Last we heard he had fled to Peru months after the New York Times blew up the scheme by reporting that Hansen was a convicted felon and con artist. Also, after closer examination of the videotapes, several news outlets wrote that the videos did not show any bribe, despite Chevron's incendiary charges to the contrary. See here.
The little we do know is from a few emails obtained during court discovery. Chevron's investigators tracked down Hansen in a Los Angeles hospital after he had sent them an email complaining that Borja, his partner, had been paid handsomely for his espionage efforts but he, Hansen, had not. See this Courthouse News story.
The emails link Hansen to a private investigative firm hired by Chevron. Hansen sent the first message, bearing the subject line "dooped ?????", weeks before Chevron released the videos in late August 2009.
"I have been waiting for your call, you said you would call me .... It seems that the oil co has cut a deal with Diego [Borja] and I have not heard a word from anyone but Diego. What am I to think? ...

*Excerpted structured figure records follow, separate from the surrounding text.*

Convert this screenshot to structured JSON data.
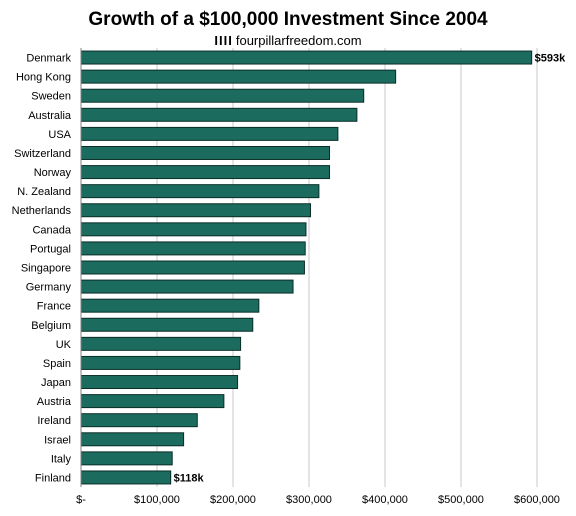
{
  "chart_data": {
    "type": "bar",
    "orientation": "horizontal",
    "title": "Growth of a $100,000 Investment Since 2004",
    "subtitle": "fourpillarfreedom.com",
    "logo_text": "IIII",
    "categories": [
      "Denmark",
      "Hong Kong",
      "Sweden",
      "Australia",
      "USA",
      "Switzerland",
      "Norway",
      "N. Zealand",
      "Netherlands",
      "Canada",
      "Portugal",
      "Singapore",
      "Germany",
      "France",
      "Belgium",
      "UK",
      "Spain",
      "Japan",
      "Austria",
      "Ireland",
      "Israel",
      "Italy",
      "Finland"
    ],
    "values": [
      593000,
      414000,
      372000,
      363000,
      338000,
      327000,
      327000,
      313000,
      302000,
      296000,
      295000,
      294000,
      279000,
      234000,
      226000,
      210000,
      209000,
      206000,
      188000,
      153000,
      135000,
      120000,
      118000
    ],
    "data_labels": [
      {
        "category": "Denmark",
        "text": "$593k"
      },
      {
        "category": "Finland",
        "text": "$118k"
      }
    ],
    "xlim": [
      0,
      600000
    ],
    "xticks": [
      0,
      100000,
      200000,
      300000,
      400000,
      500000,
      600000
    ],
    "xtick_labels": [
      "$-",
      "$100,000",
      "$200,000",
      "$300,000",
      "$400,000",
      "$500,000",
      "$600,000"
    ],
    "xlabel": "",
    "ylabel": "",
    "grid": true,
    "legend": "none",
    "colors": {
      "bar": "#1b6b5f",
      "bar_edge": "#0a2e28",
      "grid": "#c8c8c8",
      "axis": "#808080",
      "text": "#000000"
    }
  }
}
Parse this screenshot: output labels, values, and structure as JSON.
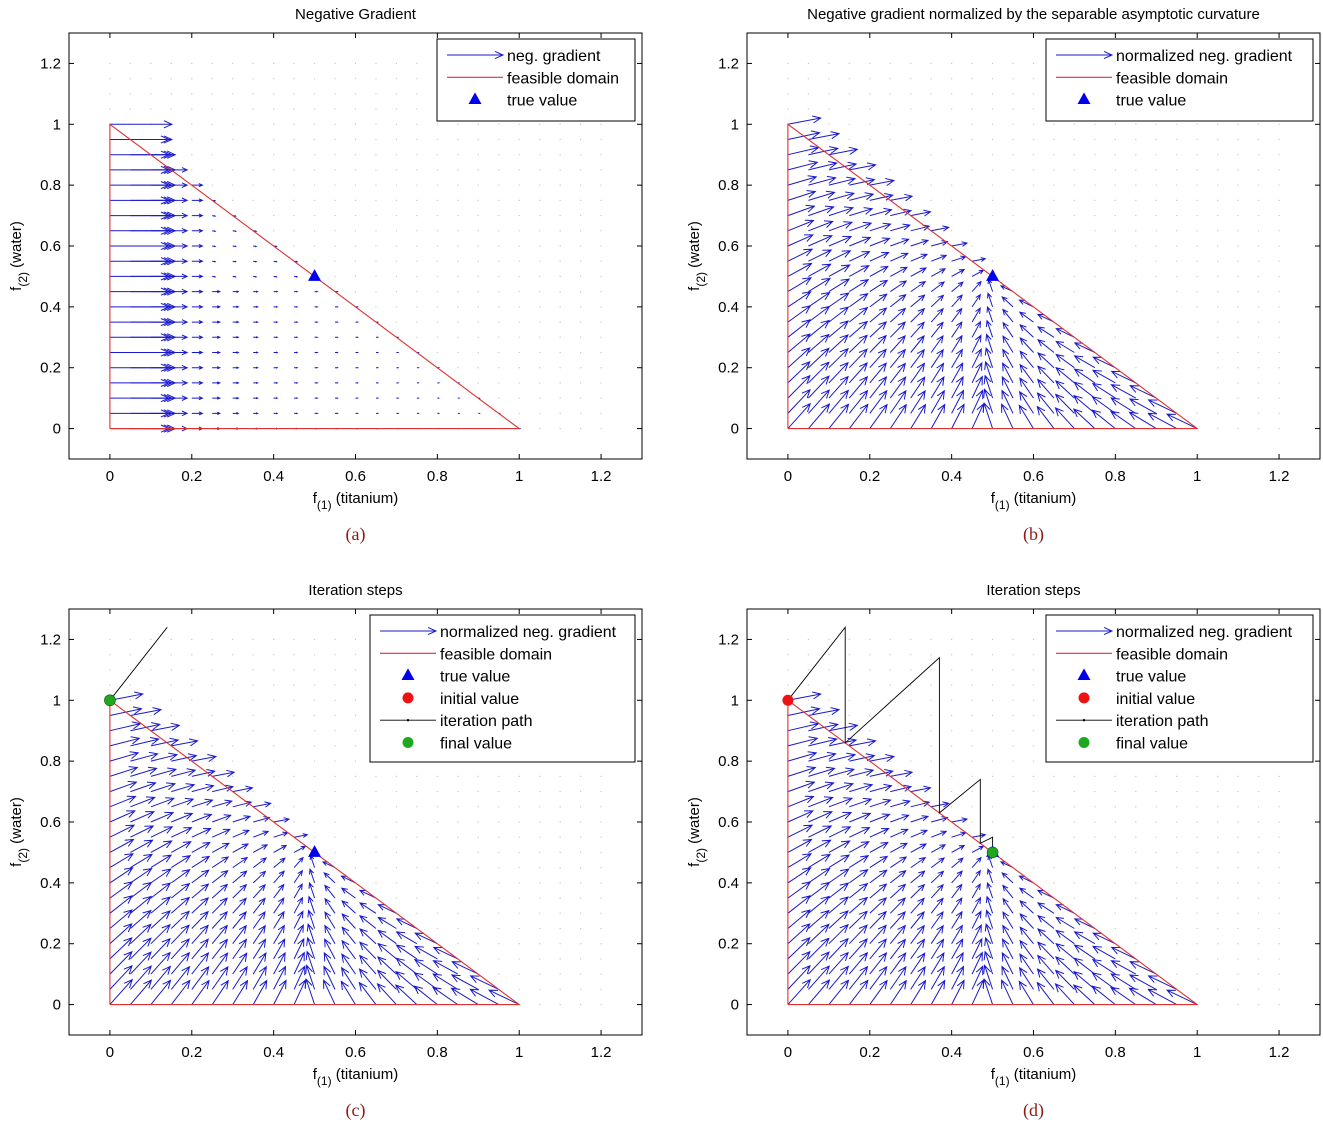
{
  "colors": {
    "gradient": "#1a1acc",
    "domain": "#e03030",
    "true_value": "#0000ee",
    "initial_value": "#ee1111",
    "final_value": "#1fa81f",
    "path": "#000000",
    "caption": "#8b1a1a"
  },
  "chart_data": [
    {
      "type": "quiver",
      "title": "Negative Gradient",
      "caption": "(a)",
      "xlabel_main": "f",
      "xlabel_sub": "(1)",
      "xlabel_rest": " (titanium)",
      "ylabel_main": "f",
      "ylabel_sub": "(2)",
      "ylabel_rest": " (water)",
      "xlim": [
        -0.1,
        1.3
      ],
      "ylim": [
        -0.1,
        1.3
      ],
      "xticks": [
        "0",
        "0.2",
        "0.4",
        "0.6",
        "0.8",
        "1",
        "1.2"
      ],
      "yticks": [
        "0",
        "0.2",
        "0.4",
        "0.6",
        "0.8",
        "1",
        "1.2"
      ],
      "legend": [
        "neg. gradient",
        "feasible domain",
        "true value"
      ],
      "legend_position": "top-right",
      "feasible_domain": [
        [
          0,
          0
        ],
        [
          1,
          0
        ],
        [
          0,
          1
        ],
        [
          0,
          0
        ]
      ],
      "true_value": [
        0.5,
        0.5
      ],
      "field": "raw-gradient"
    },
    {
      "type": "quiver",
      "title": "Negative gradient normalized by the separable asymptotic curvature",
      "caption": "(b)",
      "xlabel_main": "f",
      "xlabel_sub": "(1)",
      "xlabel_rest": " (titanium)",
      "ylabel_main": "f",
      "ylabel_sub": "(2)",
      "ylabel_rest": " (water)",
      "xlim": [
        -0.1,
        1.3
      ],
      "ylim": [
        -0.1,
        1.3
      ],
      "xticks": [
        "0",
        "0.2",
        "0.4",
        "0.6",
        "0.8",
        "1",
        "1.2"
      ],
      "yticks": [
        "0",
        "0.2",
        "0.4",
        "0.6",
        "0.8",
        "1",
        "1.2"
      ],
      "legend": [
        "normalized neg. gradient",
        "feasible domain",
        "true value"
      ],
      "legend_position": "top-right",
      "feasible_domain": [
        [
          0,
          0
        ],
        [
          1,
          0
        ],
        [
          0,
          1
        ],
        [
          0,
          0
        ]
      ],
      "true_value": [
        0.5,
        0.5
      ],
      "field": "normalized"
    },
    {
      "type": "quiver",
      "title": "Iteration steps",
      "caption": "(c)",
      "xlabel_main": "f",
      "xlabel_sub": "(1)",
      "xlabel_rest": " (titanium)",
      "ylabel_main": "f",
      "ylabel_sub": "(2)",
      "ylabel_rest": " (water)",
      "xlim": [
        -0.1,
        1.3
      ],
      "ylim": [
        -0.1,
        1.3
      ],
      "xticks": [
        "0",
        "0.2",
        "0.4",
        "0.6",
        "0.8",
        "1",
        "1.2"
      ],
      "yticks": [
        "0",
        "0.2",
        "0.4",
        "0.6",
        "0.8",
        "1",
        "1.2"
      ],
      "legend": [
        "normalized neg. gradient",
        "feasible domain",
        "true value",
        "initial value",
        "iteration path",
        "final value"
      ],
      "legend_position": "top-right",
      "feasible_domain": [
        [
          0,
          0
        ],
        [
          1,
          0
        ],
        [
          0,
          1
        ],
        [
          0,
          0
        ]
      ],
      "true_value": [
        0.5,
        0.5
      ],
      "initial_value": [
        0,
        1
      ],
      "final_value": [
        0,
        1
      ],
      "iteration_path": [
        [
          0,
          1
        ],
        [
          0.14,
          1.24
        ],
        [
          0,
          1
        ]
      ],
      "field": "normalized"
    },
    {
      "type": "quiver",
      "title": "Iteration steps",
      "caption": "(d)",
      "xlabel_main": "f",
      "xlabel_sub": "(1)",
      "xlabel_rest": " (titanium)",
      "ylabel_main": "f",
      "ylabel_sub": "(2)",
      "ylabel_rest": " (water)",
      "xlim": [
        -0.1,
        1.3
      ],
      "ylim": [
        -0.1,
        1.3
      ],
      "xticks": [
        "0",
        "0.2",
        "0.4",
        "0.6",
        "0.8",
        "1",
        "1.2"
      ],
      "yticks": [
        "0",
        "0.2",
        "0.4",
        "0.6",
        "0.8",
        "1",
        "1.2"
      ],
      "legend": [
        "normalized neg. gradient",
        "feasible domain",
        "true value",
        "initial value",
        "iteration path",
        "final value"
      ],
      "legend_position": "top-right",
      "feasible_domain": [
        [
          0,
          0
        ],
        [
          1,
          0
        ],
        [
          0,
          1
        ],
        [
          0,
          0
        ]
      ],
      "true_value": [
        0.5,
        0.5
      ],
      "initial_value": [
        0,
        1
      ],
      "final_value": [
        0.5,
        0.5
      ],
      "iteration_path": [
        [
          0,
          1
        ],
        [
          0.14,
          1.24
        ],
        [
          0.14,
          0.86
        ],
        [
          0.37,
          1.14
        ],
        [
          0.37,
          0.63
        ],
        [
          0.47,
          0.74
        ],
        [
          0.47,
          0.53
        ],
        [
          0.5,
          0.55
        ],
        [
          0.5,
          0.5
        ]
      ],
      "field": "normalized"
    }
  ]
}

"As I can see the window of life coming to a close I will not hold back. I need to hear from a real player with a plan for Wayne [Hansen]. If I do not hear from the oil co. by July 17, 09 I must think I have been left out and I am to do what and think what ... I have been duped."
In late 2010, about two months after the Government of Ecuador obtained a subpoena for Hansen, he sent a similarly enigmatic email to the Mason Group, a private investigative firm based in the San Francisco area.
"I am in a nice place where you guys from SF might like to visit or just hang it up and live like a king for 1,200 a month. ... The little beach town is Moncora in northern Peru and the waves are the best I have ever seen. ... come on down. [L]ots of fish to cook up. ... Best Regards and GOD Bless you Wayne Hansen." [Ellipses and brackets in original.]
None of the questions about Borja, Portilla and Hansen's relationship to Chevron have been answered in part because California Federal Magistrate Judge Nathanial Cousins has yet to rule on a 2010 discovery motion. We are not sure what Judge Cousins is up to, but he did take the time to attend a party with Chevron's and Borja's attorneys the night before the motion hearing. We know this because he joked with them about the party as the hearing began.
Judge Cousins: "I regret to inform that there are no Mai Tais or ice cream left over from Judge Chen's party last night, but we'll do our best to accommodate you."
Chevron-paid attorney: "You made it here, your Honor."
Judge Cousins: "Yes. Yes, despite long odds. We've got two motions pending, as well as some follow-up on the protocol that we discussed last week, by telephone .... I suggest we start with that. So if we could, start there. And everyone speak slowly, because we are still recovering from yesterday."
Partying aside, all of our questions could be answered if U.S. courts and the corporate arbitration panel would force Chevron to turn over documents, as Judge Kaplan forced the Ecuadorians and their lawyers to do four years ago in the company's retaliatory racketeering case. Judge Kaplan even ordered an Ecuadorian to immediately turn over his laptop when he admitted to having one in his possession during the U.S. trial. The laptop produced no evidence, only photographs of the man's children.
It did, however, show the power of a single corporation to get what it wants from the federal judiciary.
Apparently, helping impoverished villagers who have been decimated by an American oil company in faraway lands is not a priority for the federal judiciary in the world's greatest democracy.